Et le pseudo anarchisme d’inspiration nouillorquaise mène directement lui à l’anarcho-colonialisme canadien et à l’anarcho-impérialisme américain. Cette petite revue de science-fiction politique sent le chien policier à plein nez. Elle sent le cheval de la police montée à 100 milles à la ronde. Elle pue des pieds comme les agents de la CIA.

Il y a vingt ans, la Royal Canadian Mounted Police, s’inspirant en cela des services secrets britanniques en Irlande du Nord, nous faisait le même coup avec ses staliniens bilingues de McGill et ses maoïstes biculturels de Concordia. On va quand même pas se faire fourrer une fois encore avec des pissettes molles. On va pas se faire faire le coup une deuxième fois avec des supposés révolutionnaires de carnaval déguisés en frères Dalton de l’anarcho-crétinisme. Sous le foulard noir on devine sans peine le visage des provocateurs. Et sous le capuchon noir on voit dépasser le chapeau pointu de la Police montée.

Des petits crosseurs, même anarchistes, ça reste des petits crosseurs. Des crosseurs de poules mortes qui me font profondément anarchier. Et ils osent nous traiter de racistes et de xénophobes, ces anarcho-évangélistes, comme le font exactement les anarcho-libéraux de Power Corporation.

Le peuple québécois subit le racisme de ces gens-là depuis deux cent quarante-quatre ans et ces petits anarcho-crosseurs ont le culot de nous traiter nous de racistes. La seule race que je déteste c’est la race des vendus qui nous poignardent dans le dos, la race des salopards qui font le sale travail des boss du Conseil de l’Unité canadienne, la race des fiers-à-bras pseudo-progressistes qui ne servent en fait que le pouvoir du plus fort.

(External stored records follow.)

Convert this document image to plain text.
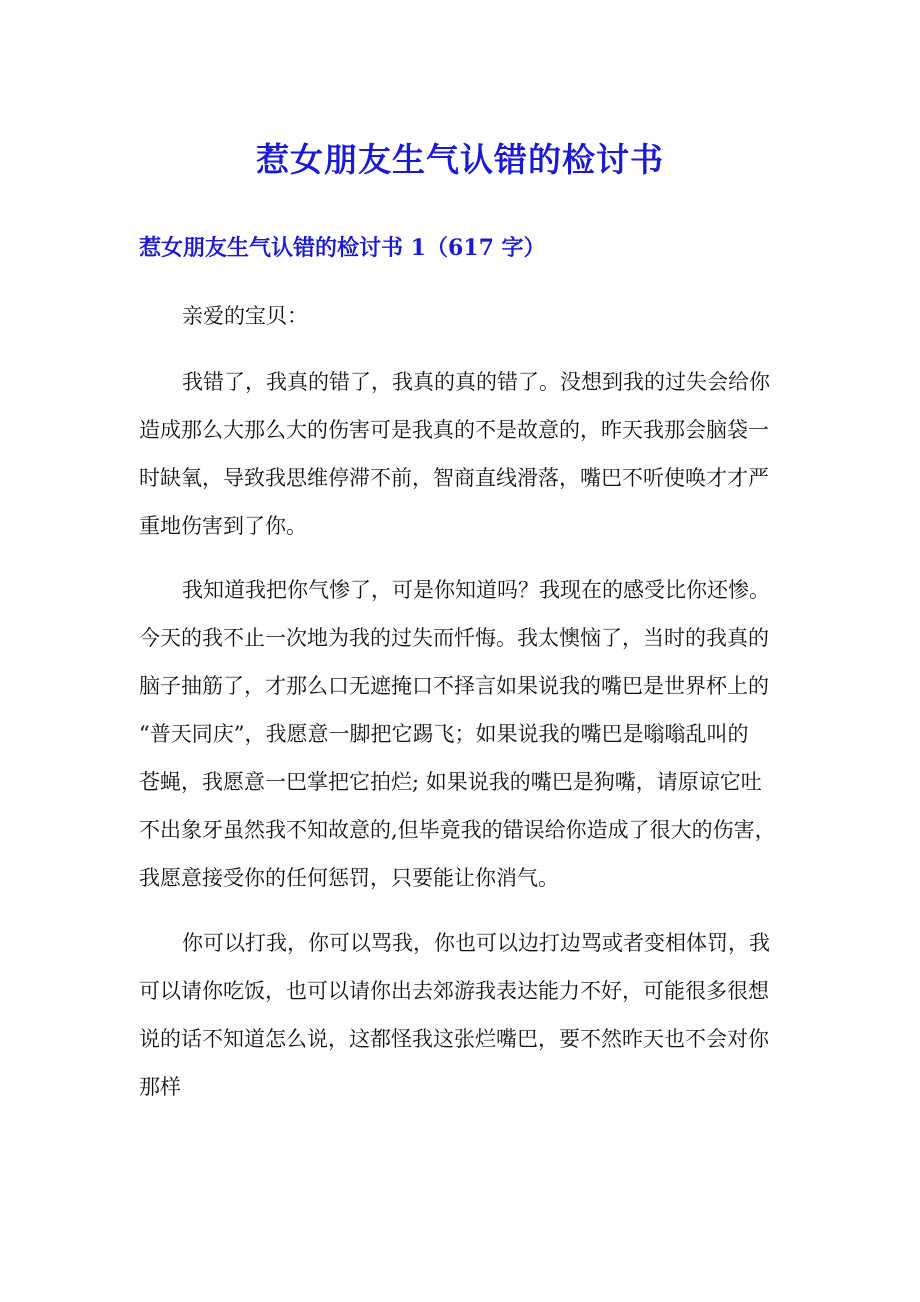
惹女朋友生气认错的检讨书
惹女朋友生气认错的检讨书 1（617 字）

亲爱的宝贝：

我错了，我真的错了，我真的真的错了。没想到我的过失会给你
造成那么大那么大的伤害可是我真的不是故意的，昨天我那会脑袋一
时缺氧，导致我思维停滞不前，智商直线滑落，嘴巴不听使唤才才严
重地伤害到了你。

我知道我把你气惨了，可是你知道吗？我现在的感受比你还惨。
今天的我不止一次地为我的过失而忏悔。我太懊恼了，当时的我真的
脑子抽筋了，才那么口无遮掩口不择言如果说我的嘴巴是世界杯上的
“普天同庆”，我愿意一脚把它踢飞；如果说我的嘴巴是嗡嗡乱叫的
苍蝇，我愿意一巴掌把它拍烂; 如果说我的嘴巴是狗嘴，请原谅它吐
不出象牙虽然我不知故意的,但毕竟我的错误给你造成了很大的伤害，
我愿意接受你的任何惩罚，只要能让你消气。

你可以打我，你可以骂我，你也可以边打边骂或者变相体罚，我
可以请你吃饭，也可以请你出去郊游我表达能力不好，可能很多很想
说的话不知道怎么说，这都怪我这张烂嘴巴，要不然昨天也不会对你
那样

Moi qui professe un anti-américanisme plus que primaire, je déteste jusqu’au plus profond de mon âme d’homme colonisé toute cette race de petits Américains blancs, blonds, roses et boutonneux qui prétendent venir nous donner des leçons de politique. Qu’ils soient anarchistes, maoïstes, écologistes, évangélistes, bouddhistes ou féministes ne changent rien à l’affaire. On a déjà nos propres vendeurs de jus de carottes naturel, nos propres joueurs de tam-tam épileptiques, nos propres amateurs de tampax au tofu biologique et nos propres défenseurs de bébés phoques sans OGM. Pas besoin de supporter en plus des colporteurs américains de petit catéchisme anarcho-trudeauiste et autres anarchieries du genre.

En Amérique du Sud, les yankees exportent des pentecôtistes pour écraser la révolte des peuples. Ici, dans le Nord-Est, ils nous envoient des Témoins de Jéhovah déguisés en anarcho-fédéralistes, bilingues en plus. Après les Mickey-Mouse-à-marde, les McDonald-à-marde, voici les esties d’anarchistes-à-marde. C’est Lénine, je crois bien, qui parlait de la maladie infantile du communisme. Dans le cas de la NEFAC et de Ruptures, on ne peut même pas parler d’infantilisme. Ça va plus loin. On est devant un cas grave de fausse-couche intellectuelle. Cette pensée ressemble comme deux gouttes d’eau à un fœtus mal formé nageant dans le formol, à un avorton monstrueux dans un bocal du musée des horreurs.

Le problème, messieurs les « sh*theads » masqués, avec l’anarcho-crétinisme, ce n’est pas l’anarcho, c’est le crétinisme. Vous êtes une honte pour les anarchistes morts pour la liberté des peuples.